Yes, but it’s been challenging in terms of finding extra space, purchasing or acquiring the right equipment and getting hold of key consumables (from the reagents themselves to swabs and plastic tips). Luckily, we were able to rent additional space in our building and could use some of our equipment and expertise we already had to develop a separate lab, so our COVID-19 testing didn’t interfere with the delivery of our usual fertility testing. We’re not set up to take a live virus, as the building we work in is not happy with that. This is one of the reasons we’re not working with pillar 2 testing; because most of the swab types don’t use viral transport medium (which inactivates the virus). The biggest change for us has been adapting to the scale of testing, and this has required us to move further towards automation versus manual for many processes (from extraction to results interpretation).
What about the challenges of reagent and equipment shortages?
If you’re not delivering pillar 2 testing or part of the NHS, it can be challenging to have fast-track access (and the associated discounts) with some equipment and test manufacturers (for example, Thermo Fisher Scientific), even if you’re an existing big customer. In addition, if you intend to scale up massively, there’s likely to be short-term shortages of many test components, and that’s what we’re seeing. One huge highlight for me personally has been the fantastic work of CTN. Together, we are overcoming barriers and finding solutions. It is uplifting to work with helpful, collaborative expert lab leaders in the CTN. More than ever we need that spirit of collaboration.
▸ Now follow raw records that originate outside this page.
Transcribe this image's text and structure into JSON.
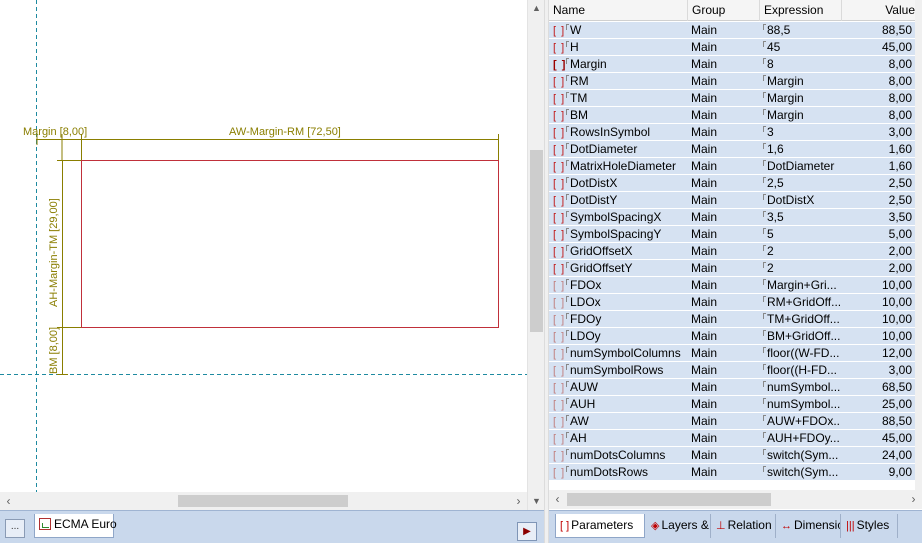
{
  "canvas": {
    "dim_margin": "Margin [8,00]",
    "dim_width": "AW-Margin-RM [72,50]",
    "dim_height": "AH-Margin-TM [29,00]",
    "dim_bm": "BM [8,00]",
    "colors": {
      "guide": "#1e8aa0",
      "dimension": "#8a7e00",
      "shape": "#c0303a"
    }
  },
  "left_tabs": {
    "more_label": "...",
    "document_tab": "ECMA Euro",
    "next_arrow": "▶"
  },
  "grid": {
    "columns": [
      "Name",
      "Group",
      "Expression",
      "Value"
    ],
    "rows": [
      {
        "bracket": "[ ]",
        "name": "W",
        "group": "Main",
        "expr": "88,5",
        "value": "88,50"
      },
      {
        "bracket": "[ ]",
        "name": "H",
        "group": "Main",
        "expr": "45",
        "value": "45,00"
      },
      {
        "bracket": "[ ]",
        "name": "Margin",
        "group": "Main",
        "expr": "8",
        "value": "8,00",
        "bold": true
      },
      {
        "bracket": "[ ]",
        "name": "RM",
        "group": "Main",
        "expr": "Margin",
        "value": "8,00"
      },
      {
        "bracket": "[ ]",
        "name": "TM",
        "group": "Main",
        "expr": "Margin",
        "value": "8,00"
      },
      {
        "bracket": "[ ]",
        "name": "BM",
        "group": "Main",
        "expr": "Margin",
        "value": "8,00"
      },
      {
        "bracket": "[ ]",
        "name": "RowsInSymbol",
        "group": "Main",
        "expr": "3",
        "value": "3,00"
      },
      {
        "bracket": "[ ]",
        "name": "DotDiameter",
        "group": "Main",
        "expr": "1,6",
        "value": "1,60"
      },
      {
        "bracket": "[ ]",
        "name": "MatrixHoleDiameter",
        "group": "Main",
        "expr": "DotDiameter",
        "value": "1,60"
      },
      {
        "bracket": "[ ]",
        "name": "DotDistX",
        "group": "Main",
        "expr": "2,5",
        "value": "2,50"
      },
      {
        "bracket": "[ ]",
        "name": "DotDistY",
        "group": "Main",
        "expr": "DotDistX",
        "value": "2,50"
      },
      {
        "bracket": "[ ]",
        "name": "SymbolSpacingX",
        "group": "Main",
        "expr": "3,5",
        "value": "3,50"
      },
      {
        "bracket": "[ ]",
        "name": "SymbolSpacingY",
        "group": "Main",
        "expr": "5",
        "value": "5,00"
      },
      {
        "bracket": "[ ]",
        "name": "GridOffsetX",
        "group": "Main",
        "expr": "2",
        "value": "2,00"
      },
      {
        "bracket": "[ ]",
        "name": "GridOffsetY",
        "group": "Main",
        "expr": "2",
        "value": "2,00"
      },
      {
        "bracket": "[ ]",
        "name": "FDOx",
        "group": "Main",
        "expr": "Margin+Gri...",
        "value": "10,00",
        "faint": true
      },
      {
        "bracket": "[ ]",
        "name": "LDOx",
        "group": "Main",
        "expr": "RM+GridOff...",
        "value": "10,00",
        "faint": true
      },
      {
        "bracket": "[ ]",
        "name": "FDOy",
        "group": "Main",
        "expr": "TM+GridOff...",
        "value": "10,00",
        "faint": true
      },
      {
        "bracket": "[ ]",
        "name": "LDOy",
        "group": "Main",
        "expr": "BM+GridOff...",
        "value": "10,00",
        "faint": true
      },
      {
        "bracket": "[ ]",
        "name": "numSymbolColumns",
        "group": "Main",
        "expr": "floor((W-FD...",
        "value": "12,00",
        "faint": true
      },
      {
        "bracket": "[ ]",
        "name": "numSymbolRows",
        "group": "Main",
        "expr": "floor((H-FD...",
        "value": "3,00",
        "faint": true
      },
      {
        "bracket": "[ ]",
        "name": "AUW",
        "group": "Main",
        "expr": "numSymbol...",
        "value": "68,50",
        "faint": true
      },
      {
        "bracket": "[ ]",
        "name": "AUH",
        "group": "Main",
        "expr": "numSymbol...",
        "value": "25,00",
        "faint": true
      },
      {
        "bracket": "[ ]",
        "name": "AW",
        "group": "Main",
        "expr": "AUW+FDOx...",
        "value": "88,50",
        "faint": true
      },
      {
        "bracket": "[ ]",
        "name": "AH",
        "group": "Main",
        "expr": "AUH+FDOy...",
        "value": "45,00",
        "faint": true
      },
      {
        "bracket": "[ ]",
        "name": "numDotsColumns",
        "group": "Main",
        "expr": "switch(Sym...",
        "value": "24,00",
        "faint": true
      },
      {
        "bracket": "[ ]",
        "name": "numDotsRows",
        "group": "Main",
        "expr": "switch(Sym...",
        "value": "9,00",
        "faint": true
      }
    ]
  },
  "right_tabs": [
    {
      "icon": "[ ]",
      "label": "Parameters",
      "icon_name": "parameters-icon"
    },
    {
      "icon": "◈",
      "label": "Layers &",
      "icon_name": "layers-icon"
    },
    {
      "icon": "⊥",
      "label": "Relation",
      "icon_name": "relation-icon"
    },
    {
      "icon": "↔",
      "label": "Dimensic",
      "icon_name": "dimension-icon"
    },
    {
      "icon": "|||",
      "label": "Styles",
      "icon_name": "styles-icon"
    }
  ]
}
How would you summarise the current state of affairs?
In terms of test capacity, things have improved by orders of magnitude, but capacity alone is not enough. In an age where you can buy a cheap item from Amazon, which is fully tracked from vendor to doorstep, it is saddening that hundreds of potentially infectious biological samples can go missing with no accountability – likely the result of incompetence, rather than malicious intent. Never have I valued more the importance of the intense scrutiny of an ISO inspection process – the endorsement of ‘competence with intent’.
This article was prepared by Natalie Broome and Professor Darren Griffin.